On Diamond Island, women get paid 50 cents less per day than men for the same job. “That is a lot of money for workers,” Thol said.
Sothea arrived in Phnom Penh eight years ago and found work on the construction site of the new National Assembly office. “I receive $3.75 a day while male colleagues receive $4.25 for the exact same job,” she said. “ Some say it’s because men work faster than us, but this is not true. It is just discrimination.” Taught by her father, Sothea can cement bricks at the same speed and skill level as her male counterparts.
“When I asked for a pay increase my manager said that this is a man’s job and that I should be back at the cement preparation unit. That was not negotiable,” Sothea said.
Like thousands of her fellow Cambodians, she headed to Thailand, where wages can be twice as high as in her homeland.
“I only stayed in Thailand for 19 days,” she said. “The wage was higher, but as a migrant, the working conditions were way worse than in Cambodia. I was shocked several times by electric wires. That was my first and last experience in Thailand.”
While gender stereotypes make it hard for women to access better positions and wages in the private sector, securing those rights in public infrastructure projects is just as difficult.
“Getting women hired in road construction is a real assault course,” says Karin Schelzig, senior social sector specialist at the Asian Development Bank’s Cambodia resident mission. With the Ministry of Rural Development, she had developed an ongoing 500km-long paving project, where women make up 40% of the workforce. But the idea of getting women on road projects – even for a few days or a few weeks – was met with resistance from most contractors, site managers and some officials.
“We faced dozens of arguments like: ‘Women don’t want to work outside because they don’t want to tan,’” said Schelzig. “If this were true, how do you explain the millions of Cambodian women working in the fields? Then we heard that jobs on roads are not suited for women. But do you really need to be a man to carry a flag on the road or to plant trees along it? Finally, we heard that no woman would be willing to apply for these jobs anyway. We then had to show them the long list of local women who had been informed of the project and had immediately registered for it a few weeks before.”
Little by little, the percentage of women working on road projects is increasing. But challenging gender stigmas in the Cambodian construction sector will remain a long and difficult journey, littered with universal stereotypes affecting women’s roles, values and abilities.

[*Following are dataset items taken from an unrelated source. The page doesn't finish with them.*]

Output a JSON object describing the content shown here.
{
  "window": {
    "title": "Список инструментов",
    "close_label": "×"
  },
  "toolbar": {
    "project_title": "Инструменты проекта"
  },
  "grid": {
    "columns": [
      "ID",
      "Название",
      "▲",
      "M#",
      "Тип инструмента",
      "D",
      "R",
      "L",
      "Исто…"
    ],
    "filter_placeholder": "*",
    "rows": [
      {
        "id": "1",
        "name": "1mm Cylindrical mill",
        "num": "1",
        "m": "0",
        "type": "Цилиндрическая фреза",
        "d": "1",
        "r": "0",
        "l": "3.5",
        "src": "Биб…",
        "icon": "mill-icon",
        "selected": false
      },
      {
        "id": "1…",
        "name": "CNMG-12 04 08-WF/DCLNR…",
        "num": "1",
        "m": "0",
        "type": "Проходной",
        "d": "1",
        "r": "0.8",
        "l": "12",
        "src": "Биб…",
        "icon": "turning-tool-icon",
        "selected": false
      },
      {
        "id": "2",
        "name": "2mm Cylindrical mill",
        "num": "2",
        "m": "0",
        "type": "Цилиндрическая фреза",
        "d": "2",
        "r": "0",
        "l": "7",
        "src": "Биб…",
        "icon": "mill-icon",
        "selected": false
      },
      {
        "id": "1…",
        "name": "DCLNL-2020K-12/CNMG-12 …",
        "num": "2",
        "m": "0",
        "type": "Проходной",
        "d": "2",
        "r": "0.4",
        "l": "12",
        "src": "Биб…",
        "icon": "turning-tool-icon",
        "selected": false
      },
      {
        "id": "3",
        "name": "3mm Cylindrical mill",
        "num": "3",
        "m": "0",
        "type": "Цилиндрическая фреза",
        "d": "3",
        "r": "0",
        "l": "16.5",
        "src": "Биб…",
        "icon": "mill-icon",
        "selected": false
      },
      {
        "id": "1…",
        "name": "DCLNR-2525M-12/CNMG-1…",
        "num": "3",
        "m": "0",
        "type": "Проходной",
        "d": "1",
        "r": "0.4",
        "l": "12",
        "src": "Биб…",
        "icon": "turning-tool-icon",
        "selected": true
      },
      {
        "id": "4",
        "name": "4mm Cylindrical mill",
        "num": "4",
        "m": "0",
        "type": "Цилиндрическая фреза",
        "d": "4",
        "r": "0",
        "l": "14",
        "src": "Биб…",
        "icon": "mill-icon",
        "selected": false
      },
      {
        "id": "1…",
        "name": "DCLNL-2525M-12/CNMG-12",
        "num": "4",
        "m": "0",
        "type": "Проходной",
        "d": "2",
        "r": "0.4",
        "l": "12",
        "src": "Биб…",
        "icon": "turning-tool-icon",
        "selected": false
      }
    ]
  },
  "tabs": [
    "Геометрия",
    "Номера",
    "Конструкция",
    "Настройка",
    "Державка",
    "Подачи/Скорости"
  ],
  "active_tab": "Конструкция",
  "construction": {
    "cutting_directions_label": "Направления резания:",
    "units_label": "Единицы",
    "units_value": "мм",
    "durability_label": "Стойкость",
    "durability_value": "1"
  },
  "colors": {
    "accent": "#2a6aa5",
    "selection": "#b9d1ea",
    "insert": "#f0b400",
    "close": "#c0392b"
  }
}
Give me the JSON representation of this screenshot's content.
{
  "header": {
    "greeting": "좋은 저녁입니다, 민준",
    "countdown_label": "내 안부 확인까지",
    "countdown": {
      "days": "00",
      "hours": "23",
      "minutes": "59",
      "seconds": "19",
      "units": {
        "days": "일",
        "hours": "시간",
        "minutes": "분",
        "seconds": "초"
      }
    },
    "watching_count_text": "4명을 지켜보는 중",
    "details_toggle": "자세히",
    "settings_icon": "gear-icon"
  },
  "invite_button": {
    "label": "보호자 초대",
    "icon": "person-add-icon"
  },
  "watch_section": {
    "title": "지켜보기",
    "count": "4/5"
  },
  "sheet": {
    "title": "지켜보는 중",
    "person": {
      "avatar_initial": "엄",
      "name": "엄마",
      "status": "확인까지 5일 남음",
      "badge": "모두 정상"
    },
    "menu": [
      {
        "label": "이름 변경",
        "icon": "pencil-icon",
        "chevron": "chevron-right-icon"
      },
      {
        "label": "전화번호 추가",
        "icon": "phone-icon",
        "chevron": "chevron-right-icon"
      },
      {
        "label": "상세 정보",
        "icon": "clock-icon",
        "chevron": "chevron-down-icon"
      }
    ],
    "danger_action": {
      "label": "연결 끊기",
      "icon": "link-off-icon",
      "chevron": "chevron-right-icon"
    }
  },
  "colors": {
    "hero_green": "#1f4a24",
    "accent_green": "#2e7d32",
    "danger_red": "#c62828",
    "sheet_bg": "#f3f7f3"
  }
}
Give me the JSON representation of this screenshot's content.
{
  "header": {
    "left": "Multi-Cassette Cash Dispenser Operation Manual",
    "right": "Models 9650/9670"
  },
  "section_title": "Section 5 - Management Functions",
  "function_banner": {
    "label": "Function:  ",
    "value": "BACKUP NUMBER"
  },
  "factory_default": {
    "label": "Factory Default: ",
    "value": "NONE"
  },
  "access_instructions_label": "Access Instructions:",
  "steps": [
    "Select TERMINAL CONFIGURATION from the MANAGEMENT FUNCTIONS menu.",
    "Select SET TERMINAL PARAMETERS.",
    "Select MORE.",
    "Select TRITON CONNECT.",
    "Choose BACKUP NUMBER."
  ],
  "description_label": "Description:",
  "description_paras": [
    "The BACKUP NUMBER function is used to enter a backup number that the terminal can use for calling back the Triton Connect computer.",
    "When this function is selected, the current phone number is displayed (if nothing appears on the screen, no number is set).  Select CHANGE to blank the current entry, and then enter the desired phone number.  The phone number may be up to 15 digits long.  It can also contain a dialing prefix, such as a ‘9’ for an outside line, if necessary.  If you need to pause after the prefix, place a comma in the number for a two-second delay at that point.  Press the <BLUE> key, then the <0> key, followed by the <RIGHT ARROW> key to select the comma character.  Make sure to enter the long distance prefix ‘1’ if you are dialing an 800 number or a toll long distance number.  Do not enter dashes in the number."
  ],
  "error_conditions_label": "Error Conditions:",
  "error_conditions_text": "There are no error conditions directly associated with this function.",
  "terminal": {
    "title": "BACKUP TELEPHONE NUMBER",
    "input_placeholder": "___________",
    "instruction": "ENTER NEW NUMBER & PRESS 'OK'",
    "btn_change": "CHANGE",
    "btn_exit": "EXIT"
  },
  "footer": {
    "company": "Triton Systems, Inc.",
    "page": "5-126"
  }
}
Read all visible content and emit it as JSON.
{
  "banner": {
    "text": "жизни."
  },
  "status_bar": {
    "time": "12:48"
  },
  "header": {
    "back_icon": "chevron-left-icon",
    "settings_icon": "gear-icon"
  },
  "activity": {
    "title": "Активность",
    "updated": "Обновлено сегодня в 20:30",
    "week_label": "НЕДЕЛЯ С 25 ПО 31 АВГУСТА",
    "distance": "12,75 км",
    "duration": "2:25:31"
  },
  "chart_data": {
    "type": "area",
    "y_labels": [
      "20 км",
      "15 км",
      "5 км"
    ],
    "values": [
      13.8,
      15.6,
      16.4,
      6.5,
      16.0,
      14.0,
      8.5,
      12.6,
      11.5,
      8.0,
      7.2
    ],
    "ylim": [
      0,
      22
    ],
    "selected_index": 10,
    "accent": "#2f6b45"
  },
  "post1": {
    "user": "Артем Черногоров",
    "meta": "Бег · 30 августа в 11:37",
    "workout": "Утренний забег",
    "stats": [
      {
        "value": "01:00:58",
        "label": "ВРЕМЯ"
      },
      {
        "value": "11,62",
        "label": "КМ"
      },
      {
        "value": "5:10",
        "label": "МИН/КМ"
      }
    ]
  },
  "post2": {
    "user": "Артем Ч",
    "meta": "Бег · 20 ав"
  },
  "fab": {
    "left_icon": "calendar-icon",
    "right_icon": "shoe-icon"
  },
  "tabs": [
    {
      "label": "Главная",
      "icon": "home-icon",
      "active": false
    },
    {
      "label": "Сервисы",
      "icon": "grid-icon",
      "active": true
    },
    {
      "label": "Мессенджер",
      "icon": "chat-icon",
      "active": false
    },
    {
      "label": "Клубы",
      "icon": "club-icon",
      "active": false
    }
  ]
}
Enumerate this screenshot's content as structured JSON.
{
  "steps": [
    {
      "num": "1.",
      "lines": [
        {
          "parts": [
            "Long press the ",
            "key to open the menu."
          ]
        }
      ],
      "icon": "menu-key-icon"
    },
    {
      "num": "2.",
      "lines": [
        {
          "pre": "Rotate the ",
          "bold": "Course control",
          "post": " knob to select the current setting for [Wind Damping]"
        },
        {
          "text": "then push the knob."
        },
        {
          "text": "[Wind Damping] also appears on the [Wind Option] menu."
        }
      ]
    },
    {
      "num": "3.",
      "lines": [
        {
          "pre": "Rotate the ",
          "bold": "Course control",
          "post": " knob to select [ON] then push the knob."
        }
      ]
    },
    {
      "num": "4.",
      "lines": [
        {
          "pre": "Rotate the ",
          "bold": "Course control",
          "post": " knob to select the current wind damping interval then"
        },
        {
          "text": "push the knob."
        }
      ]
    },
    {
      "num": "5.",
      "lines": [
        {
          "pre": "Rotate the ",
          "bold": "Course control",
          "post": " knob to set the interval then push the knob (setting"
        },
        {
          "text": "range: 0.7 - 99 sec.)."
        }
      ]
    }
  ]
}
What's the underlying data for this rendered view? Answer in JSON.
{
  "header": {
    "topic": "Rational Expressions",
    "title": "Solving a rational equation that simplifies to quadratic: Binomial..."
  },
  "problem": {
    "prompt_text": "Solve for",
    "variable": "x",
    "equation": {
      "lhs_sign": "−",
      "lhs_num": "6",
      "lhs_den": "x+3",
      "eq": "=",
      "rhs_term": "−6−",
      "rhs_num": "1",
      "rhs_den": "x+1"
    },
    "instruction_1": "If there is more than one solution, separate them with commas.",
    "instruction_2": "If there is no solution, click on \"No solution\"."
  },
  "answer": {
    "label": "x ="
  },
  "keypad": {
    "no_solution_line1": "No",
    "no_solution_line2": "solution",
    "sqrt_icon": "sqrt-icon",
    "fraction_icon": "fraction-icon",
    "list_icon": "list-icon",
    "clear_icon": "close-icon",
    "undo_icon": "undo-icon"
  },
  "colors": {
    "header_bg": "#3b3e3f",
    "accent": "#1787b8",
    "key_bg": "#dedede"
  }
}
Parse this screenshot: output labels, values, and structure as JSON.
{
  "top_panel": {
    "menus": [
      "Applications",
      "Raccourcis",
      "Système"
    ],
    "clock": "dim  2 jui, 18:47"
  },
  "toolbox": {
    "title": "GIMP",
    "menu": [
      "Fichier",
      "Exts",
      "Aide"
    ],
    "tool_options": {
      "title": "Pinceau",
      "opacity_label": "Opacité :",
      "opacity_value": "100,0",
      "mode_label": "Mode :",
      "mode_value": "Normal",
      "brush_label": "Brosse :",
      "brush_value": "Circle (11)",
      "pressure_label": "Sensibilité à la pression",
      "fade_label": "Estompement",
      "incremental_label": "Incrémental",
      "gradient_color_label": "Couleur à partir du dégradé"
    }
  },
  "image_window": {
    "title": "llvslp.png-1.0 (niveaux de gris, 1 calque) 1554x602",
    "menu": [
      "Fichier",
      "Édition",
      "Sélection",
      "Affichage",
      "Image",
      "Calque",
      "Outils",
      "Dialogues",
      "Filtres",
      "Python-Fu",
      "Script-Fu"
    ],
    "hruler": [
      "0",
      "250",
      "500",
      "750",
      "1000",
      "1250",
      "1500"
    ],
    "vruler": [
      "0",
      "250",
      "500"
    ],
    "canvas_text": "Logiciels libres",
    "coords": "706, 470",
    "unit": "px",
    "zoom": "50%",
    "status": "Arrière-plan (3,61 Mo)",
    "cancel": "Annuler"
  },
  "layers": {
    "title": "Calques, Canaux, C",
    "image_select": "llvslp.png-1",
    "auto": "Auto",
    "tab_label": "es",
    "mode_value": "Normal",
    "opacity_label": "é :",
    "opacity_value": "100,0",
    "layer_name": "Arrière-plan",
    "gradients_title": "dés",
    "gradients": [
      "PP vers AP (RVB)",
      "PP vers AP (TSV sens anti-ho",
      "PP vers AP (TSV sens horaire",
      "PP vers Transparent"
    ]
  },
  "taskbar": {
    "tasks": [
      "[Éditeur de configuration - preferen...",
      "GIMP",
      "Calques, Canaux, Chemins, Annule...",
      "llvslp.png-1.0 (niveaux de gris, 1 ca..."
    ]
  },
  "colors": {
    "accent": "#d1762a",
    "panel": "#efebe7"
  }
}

“What a man can do, I do too,” Sothea said. “So why do they tell me to make cement when I could build walls on upper floors?”
United we stand
Unions in the construction sector are weak because workers constantly move from one site to another and are therefore difficult to organise. Additionally, many workers do not have formal contracts. Unions try to educate their members, but it’s not as easy as in the garment sector, where you can easily stop production to have your voice heard. Despite widespread wage discrimination in the construction sector, women on sites have few options to seek recourse since they are unskilled workers with limited job prospects elsewhere; they are temporary staff and they can easily be replaced. Many are not aware that such wage discrimination is illegal. Making money – even if it is less than men – is the priority.